Kisah Muslimah Lolos dari Maut
Tragedi Karamnya KM.Marina Baru, 19 Desember 2015
Mohon maaf jika tulisan saya mengganggu layar baca anda, Izinkan saya untuk berbagi.
Saya mengenalnya sedari dulu di SMA. Dia adalah adik perempuan dari teman laki-laki saya. Kedekatan kami semakin erat saat dia menjadi teman kerja di Tata Ruang,Dinas PU Kolaka.
Begitupun dua anak itu. Satunya kelas 1 SMA, yang kecil kelas 4 SD. Saya cukup baik mengenal keduanya.
Berita tentang karamnya kapal fiber glass KM. Marina Baru di Perairan Siwa yang berlayar dari Kolaka begitu cepatnya menyebar. Seharusnya kapal itu telah tiba di tujuan pukul 15.00 WITA. Tetapi Qadarullah, hampir semua teman saya di Sulawesi memposting berita yang sama.
Saya pun tak ketinggalan.Malam itu jelas sekali saya mempost sebuah tautan tentang kapal tersebut yang kemasukan air.Setengah jam berlalu, tiba-tiba handphone suami saya berdering. Rekan kerja saya yang lain mengabarkan tentang Ulfah, demikian kami memanggilnya yang ikut menumpang di kapal itu bersama dua keponakannya. Mereka berencana akan ke Sengkang (Sulsel).
Di ujung telpon, saya tahu Leli (si penelepon) tengah terisak mengabarkan itu. Kaki saya sejujurnya gemetar. Kapal itu awalnya dikabarkan kemasukan air, mesinnya mati, hilang kontak, kemudian karam.
Bagaimana tidak gemetar, sepertinya belum lama berlalu kisah tragis Kapal Fery Windu Karsa yang berlayar menuju Kolaka, tenggelam di Perairan Bone.Korban jiwa sangatlah banyak. Kerabat kami pun ‘hilang’ di sana.
Pasca telepon itu, malam terasa sangat panjang. Mata kami tak bisa terpejam. Suami saya yang ikut gelisahpun, kulihat hanyut dalam doa di tahajud sepertiga malamnya.
Ulfah sudah seperti adik kami.
Malam itu kami menghubungi keluarga di Kolaka Utara, Siwa dan Sampano, tapi hasilnya nihil.
Siang tadi, di depan gerbang rumahnya.
“Leli, tidak tahu apa saya mo bilang pertama…. ??” (Lel, saya tak tahu mau berkata apa untuk membuka pembicaraan..)
Leli hanya tersenyum, dan kami pun masuk ke dalam rumah..
Saya selalu berprasangka baik pada Allah.

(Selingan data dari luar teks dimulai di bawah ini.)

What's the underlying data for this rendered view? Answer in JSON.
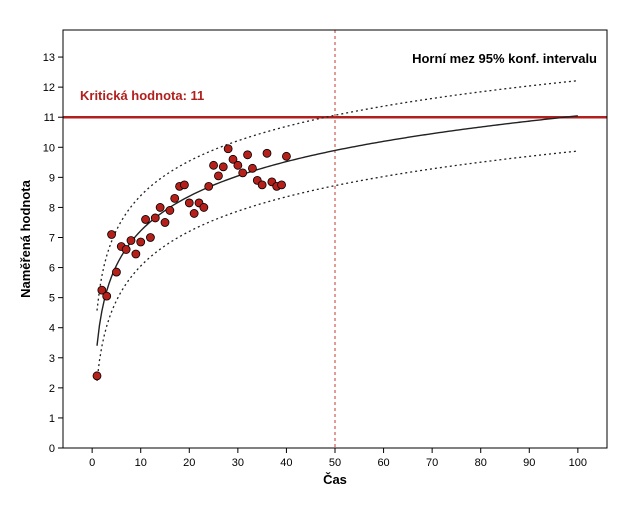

Tapi sebagai manusia biasa, sungguh kehilangan kontak dengan Ulfah dan kabar tenggelamnya kapal sempat membuat pikiran saya ke mana-mana. Kalau-kalau….. jangan-jangan….
Memeluknya kembali siang ini seperti mimpi. Dia pun begitu. Bermalam di lautan baginya juga seperti mimpi, itu katanya siang tadi.
Mendengarkan dia berbagi pengalamannya, sembari sesekali ku lihat tangannya yang terluka karena tali tambang saat dievakuasi.
19 jam terapung di lautan, hanya berdua dengan keponakannya yang kecil itu. Keponakan satunya lagi, terpisah karena di seret arus dan ombak tinggi saat mereka bertiga lompat ke luar kapal yang airnya sudah setinggi dagu anak SD itu.
Setiap kali Ikram (si kecil), berkata lapar dan haus setelah terombang-ambing di lautan, dia akan berkata:
“Telan saja air liurnya nak, berniatlah..semoga itu bisa membuatmu kenyang dan tidak haus lagi…”
“Tapi tante, kalo nanti kita selamat..saya akan makan banyak. 4 waktu makan sudah kita lewati..”
Ikram sangatlah kooperatif selama kami dalam keadaan itu, demikian kata Ulfah.
Anak itu selalu mendengar apa yang disampaikan, termasuk instruksi menutup hidung agar air laut tak masuk ke dalam hidung, setiap kali ombak akan datang menerjang mereka.
Ikram tak akan terlalu jauh terseret arus.Dia akan tetap berupaya menarik keponakannya, jika ikatan tangan mereka terlepas. Satu lagi, kaki anak itu dilingkarkan di pinggang tantenya. Jika tangan terlepas, masih ada kaki yang terkait. Cerdas. Pikiran perempuan ini masih berfungsi di tengah kondisi seperti itu. Terkadang kepanikan membuat kita mati akal.